Flying Through an Icy Saltwater Spray

Cassini Probes Subsurface Oceans of Enceladus

As it swooped past the south pole of Saturn's moon Enceladus on 14 July 2005, Cassini acquired high resolution views of this puzzling ice world. Courtesy NASA/ESA/Space Science Institute

Take a look at that moon. It’s called Enceladus and it orbits the planet Saturn. It looks all serene and quiet, in this view. And, probably looks cold and lifeless.

But, in reality, this little world has a hidden ocean beneath that icy surface. And, as on Earth, when we we think “ocean”, we often think “life”.

How can such a cold-looking place support an ocean? Doesn’t it have to be… um… warm?  Well, as it turns out, a confluence of gravitational forces (between Saturn, Enceladus and neighboring moons)  keep the subsurface water just warm enough to exist as in a liquid-slushy state. Couple that with tectonic actions that crack the surface and allow water under pressure to escape out to space, and suddenly Enceladus is way more than a quiet, icy world. It’s a place that spouts plumes of ice crystals out to space.

And, since the Cassini Solstice mission spacecraft is there studying those worlds, and occasionally sails through these plumes, we get an instant sample of the interior saltwater reservoirs of Enceladus after it has sprayed out to space. The plumes originate from the ‘tiger stripe’ surface fractures at the moon’s south pole, and create the faint E-ring, which traces the orbit of Enceladus around Saturn.

Jets of icy particles bursting from Saturn's moon Enceladus are shown in this NASA/ESA/ASI Cassini image taken on 27 November 2005. This and other recent images of Enceladus backlit by the Sun show the fountain-like sprays of the fine material that tower over the south polar region. This image was taken looking more or less broadside at the 'tiger stripe' fractures observed in earlier Enceladus images. It shows discrete plumes of a variety of apparent sizes above the limb of the moon. Credits: NASA/JPL/Space Science Institute

Today, NASA and ESA released information about the sampling runs that the Cassini spacecraft has been making through the icy plumes that the spacecraft first discovered in 2005. During three passes, done in 2008 and 2009, the mission’s Cosmic Dust Analyzer measured the composition of icy grains that had just been ejected from Enceladus. Close to the moon, the plume particles are large and rich in salt. In fact, about 99 percent of the total mass of solid material ejected through these plumes is very salty — but  most of it falls back to the surface of this icy world.

So, how salty are we talking about?  It appears that the particles that are the saltiest have what scientists call an “ocean-like” composition. That tells us most of the ice that gets shot out in the plumes comes from liquid salt water inside Enceladus.
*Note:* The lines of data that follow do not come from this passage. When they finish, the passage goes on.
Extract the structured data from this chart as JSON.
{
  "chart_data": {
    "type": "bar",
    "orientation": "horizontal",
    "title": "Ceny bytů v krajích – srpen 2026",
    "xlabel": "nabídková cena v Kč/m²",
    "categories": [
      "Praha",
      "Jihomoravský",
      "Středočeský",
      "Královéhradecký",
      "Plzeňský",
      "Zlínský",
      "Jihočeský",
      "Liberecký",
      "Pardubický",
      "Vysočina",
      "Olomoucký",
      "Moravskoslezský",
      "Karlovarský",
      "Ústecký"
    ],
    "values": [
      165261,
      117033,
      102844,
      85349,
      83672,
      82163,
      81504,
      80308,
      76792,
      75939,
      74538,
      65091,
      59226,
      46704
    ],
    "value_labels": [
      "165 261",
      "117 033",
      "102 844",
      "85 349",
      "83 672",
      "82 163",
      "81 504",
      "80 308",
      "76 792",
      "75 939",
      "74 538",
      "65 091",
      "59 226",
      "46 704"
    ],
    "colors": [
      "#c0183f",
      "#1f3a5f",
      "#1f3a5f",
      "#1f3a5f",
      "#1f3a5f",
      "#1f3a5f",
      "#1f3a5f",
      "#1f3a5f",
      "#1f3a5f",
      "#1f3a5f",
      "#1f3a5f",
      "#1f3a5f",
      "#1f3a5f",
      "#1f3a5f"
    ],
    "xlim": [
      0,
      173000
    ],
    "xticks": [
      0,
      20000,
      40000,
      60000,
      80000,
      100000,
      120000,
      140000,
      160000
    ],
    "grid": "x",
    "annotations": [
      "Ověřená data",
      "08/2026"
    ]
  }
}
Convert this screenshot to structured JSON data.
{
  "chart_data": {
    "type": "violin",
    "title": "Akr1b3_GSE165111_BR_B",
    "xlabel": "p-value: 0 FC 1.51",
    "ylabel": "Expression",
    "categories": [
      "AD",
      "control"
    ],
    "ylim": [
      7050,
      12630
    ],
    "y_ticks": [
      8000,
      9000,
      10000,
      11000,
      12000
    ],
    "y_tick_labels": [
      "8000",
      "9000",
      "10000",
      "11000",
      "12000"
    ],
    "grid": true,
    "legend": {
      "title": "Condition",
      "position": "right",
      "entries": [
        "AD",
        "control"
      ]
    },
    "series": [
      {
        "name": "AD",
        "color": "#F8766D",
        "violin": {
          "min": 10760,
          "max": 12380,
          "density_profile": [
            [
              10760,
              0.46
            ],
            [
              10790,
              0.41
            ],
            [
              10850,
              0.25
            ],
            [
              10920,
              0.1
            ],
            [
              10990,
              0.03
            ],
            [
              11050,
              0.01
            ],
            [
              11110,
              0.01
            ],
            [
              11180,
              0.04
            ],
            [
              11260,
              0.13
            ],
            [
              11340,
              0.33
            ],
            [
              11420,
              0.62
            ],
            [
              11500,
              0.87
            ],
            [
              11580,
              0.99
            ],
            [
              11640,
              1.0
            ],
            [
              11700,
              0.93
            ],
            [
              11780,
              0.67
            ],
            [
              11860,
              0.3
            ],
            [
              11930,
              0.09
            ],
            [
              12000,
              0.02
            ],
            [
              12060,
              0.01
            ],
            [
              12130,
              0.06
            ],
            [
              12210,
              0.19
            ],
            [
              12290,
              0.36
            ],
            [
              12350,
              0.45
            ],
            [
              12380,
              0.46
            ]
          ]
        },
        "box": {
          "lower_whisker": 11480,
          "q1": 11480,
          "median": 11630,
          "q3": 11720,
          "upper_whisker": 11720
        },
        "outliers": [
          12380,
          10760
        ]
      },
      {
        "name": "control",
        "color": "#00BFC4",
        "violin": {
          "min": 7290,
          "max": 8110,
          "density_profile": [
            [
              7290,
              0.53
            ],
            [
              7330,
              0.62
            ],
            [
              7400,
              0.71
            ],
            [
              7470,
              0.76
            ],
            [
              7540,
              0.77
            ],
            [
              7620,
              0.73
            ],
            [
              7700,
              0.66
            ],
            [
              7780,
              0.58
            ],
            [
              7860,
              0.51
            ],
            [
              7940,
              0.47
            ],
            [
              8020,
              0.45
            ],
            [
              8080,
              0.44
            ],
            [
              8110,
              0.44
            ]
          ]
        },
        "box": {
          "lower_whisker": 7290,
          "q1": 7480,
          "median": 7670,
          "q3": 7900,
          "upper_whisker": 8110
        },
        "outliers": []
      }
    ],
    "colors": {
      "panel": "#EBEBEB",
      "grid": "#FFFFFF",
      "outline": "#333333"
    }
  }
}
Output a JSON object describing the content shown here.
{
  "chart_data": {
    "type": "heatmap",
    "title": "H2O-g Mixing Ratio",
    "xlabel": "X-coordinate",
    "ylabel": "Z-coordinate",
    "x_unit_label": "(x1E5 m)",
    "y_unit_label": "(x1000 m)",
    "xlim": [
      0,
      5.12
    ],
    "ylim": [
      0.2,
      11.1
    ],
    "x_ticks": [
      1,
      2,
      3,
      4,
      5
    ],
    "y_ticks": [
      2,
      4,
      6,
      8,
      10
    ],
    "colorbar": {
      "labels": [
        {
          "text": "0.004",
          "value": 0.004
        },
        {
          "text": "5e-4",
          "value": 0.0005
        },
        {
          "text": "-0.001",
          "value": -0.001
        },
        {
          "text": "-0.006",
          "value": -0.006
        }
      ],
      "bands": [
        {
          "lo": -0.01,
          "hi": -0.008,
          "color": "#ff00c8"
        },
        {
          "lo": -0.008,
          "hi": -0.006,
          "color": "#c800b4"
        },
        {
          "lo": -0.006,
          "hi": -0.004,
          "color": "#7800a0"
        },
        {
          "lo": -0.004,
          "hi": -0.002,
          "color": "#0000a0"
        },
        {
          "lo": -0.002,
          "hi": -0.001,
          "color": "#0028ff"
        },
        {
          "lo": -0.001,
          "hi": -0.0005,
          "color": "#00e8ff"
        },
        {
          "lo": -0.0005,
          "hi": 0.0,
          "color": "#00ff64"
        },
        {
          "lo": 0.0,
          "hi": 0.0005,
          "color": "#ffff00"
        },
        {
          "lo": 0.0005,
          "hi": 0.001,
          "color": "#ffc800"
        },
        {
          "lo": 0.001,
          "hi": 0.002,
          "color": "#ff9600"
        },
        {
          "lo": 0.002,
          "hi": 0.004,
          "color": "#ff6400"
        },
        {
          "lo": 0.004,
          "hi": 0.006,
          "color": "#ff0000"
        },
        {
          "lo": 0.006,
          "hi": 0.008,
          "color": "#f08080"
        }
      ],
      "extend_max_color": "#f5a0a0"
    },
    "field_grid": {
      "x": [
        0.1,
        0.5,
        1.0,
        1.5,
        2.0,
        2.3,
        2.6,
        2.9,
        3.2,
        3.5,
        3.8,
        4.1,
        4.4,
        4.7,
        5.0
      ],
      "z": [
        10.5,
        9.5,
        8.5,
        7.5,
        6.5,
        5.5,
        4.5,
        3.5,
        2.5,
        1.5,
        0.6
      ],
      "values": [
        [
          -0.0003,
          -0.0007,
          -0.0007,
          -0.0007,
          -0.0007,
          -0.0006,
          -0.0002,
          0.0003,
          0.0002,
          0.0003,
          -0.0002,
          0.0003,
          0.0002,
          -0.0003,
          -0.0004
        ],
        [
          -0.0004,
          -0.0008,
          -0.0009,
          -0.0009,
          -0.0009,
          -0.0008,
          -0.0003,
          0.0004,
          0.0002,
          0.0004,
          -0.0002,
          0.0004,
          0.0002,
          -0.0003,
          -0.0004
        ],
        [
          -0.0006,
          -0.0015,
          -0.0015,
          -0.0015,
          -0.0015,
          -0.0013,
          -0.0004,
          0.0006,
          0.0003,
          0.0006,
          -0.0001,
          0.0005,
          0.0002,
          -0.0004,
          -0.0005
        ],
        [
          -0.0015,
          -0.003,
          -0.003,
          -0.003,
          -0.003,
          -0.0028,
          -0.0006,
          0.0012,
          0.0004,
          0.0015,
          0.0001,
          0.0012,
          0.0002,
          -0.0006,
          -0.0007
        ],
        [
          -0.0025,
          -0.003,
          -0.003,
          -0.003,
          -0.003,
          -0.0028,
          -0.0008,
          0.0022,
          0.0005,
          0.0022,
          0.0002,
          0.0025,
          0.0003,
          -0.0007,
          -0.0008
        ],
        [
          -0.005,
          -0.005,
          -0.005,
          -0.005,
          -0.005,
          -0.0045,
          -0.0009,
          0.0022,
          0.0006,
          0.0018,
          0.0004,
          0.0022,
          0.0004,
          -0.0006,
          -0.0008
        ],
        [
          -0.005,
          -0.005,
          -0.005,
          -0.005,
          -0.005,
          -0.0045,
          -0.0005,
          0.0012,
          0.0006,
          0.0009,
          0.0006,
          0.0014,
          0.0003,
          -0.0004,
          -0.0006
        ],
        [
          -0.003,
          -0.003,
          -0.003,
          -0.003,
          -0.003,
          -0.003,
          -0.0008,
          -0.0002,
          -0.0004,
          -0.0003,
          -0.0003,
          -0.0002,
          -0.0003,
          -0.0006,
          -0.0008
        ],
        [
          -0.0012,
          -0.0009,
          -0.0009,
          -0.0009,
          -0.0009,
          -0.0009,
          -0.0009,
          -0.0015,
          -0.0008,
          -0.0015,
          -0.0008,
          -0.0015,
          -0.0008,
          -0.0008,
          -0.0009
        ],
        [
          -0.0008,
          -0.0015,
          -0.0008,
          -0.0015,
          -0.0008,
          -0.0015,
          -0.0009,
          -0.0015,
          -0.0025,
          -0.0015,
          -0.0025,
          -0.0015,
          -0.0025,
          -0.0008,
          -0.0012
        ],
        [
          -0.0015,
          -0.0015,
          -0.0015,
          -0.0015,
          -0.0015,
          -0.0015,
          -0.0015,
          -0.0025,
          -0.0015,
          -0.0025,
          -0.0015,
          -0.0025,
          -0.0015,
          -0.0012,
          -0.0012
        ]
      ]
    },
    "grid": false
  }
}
Scientists studying these plumes have come up with this scenario to explain the plumes: deep underneath Enceladus’ surface, perhaps 80 km down, there is a layer of water between the rocky core and the icy mantle (structural  layers). It is kept liquid by tidal forces generated by Saturn and some neighboring moons, as well as by the heat generated by radioactive decay (from elements that exist inside the moon and have been there since it formed).

Salt in the rock dissolves into the water, which accumulates in liquid reservoirs beneath the icy crust. When the outermost layer cracks open, the reservoir is exposed to space. The drop in pressure causes the liquid to evaporate, with some of it flash-freezing into salty ice grains: together these create the plumes.

Roughly 200 kg of water vapor gets lost every second as these plumes stream out to space.  According to the team’s calculations, the water reservoirs must have large evaporating surfaces, otherwise they would easily freeze over, and that would stop the plume action dead.

This is one of those findings that simply amazes me about what we are able to learn from our science missions in space. If I walked up to you on the street and asked you, “How can we figure out whether or not a frozen world out near Saturn has subsurface oceans, and how much salt would they have, if they exist?”  you would look at me blankly. It’s not on your daily radar, but that doesn’t make such a discovery unimportant.  If you stop to think about why we’d even want to know such a thing, it wouldn’t take long to make a connection between water, salt water, warm salt water and… life.  And, finding out places in our solar system where life could survive (and this is NOT a story about whether or not life exists there — that’s a whole other issue), tells us a lot about places where it DOES survive and exist. Mainly, here on Earth.  We know of extreme places on Earth that have similar environments to Enceladus — and life exists in those Earthly habitats.  So, now we know of at least one other place in the outer solar system where the conditions to harbor life mimic those on Earth.  Kinda makes Enceladus seem all warm, fuzzy, and neighborly, all of a sudden.  Not that life is there… but, the cradle of life is possible there.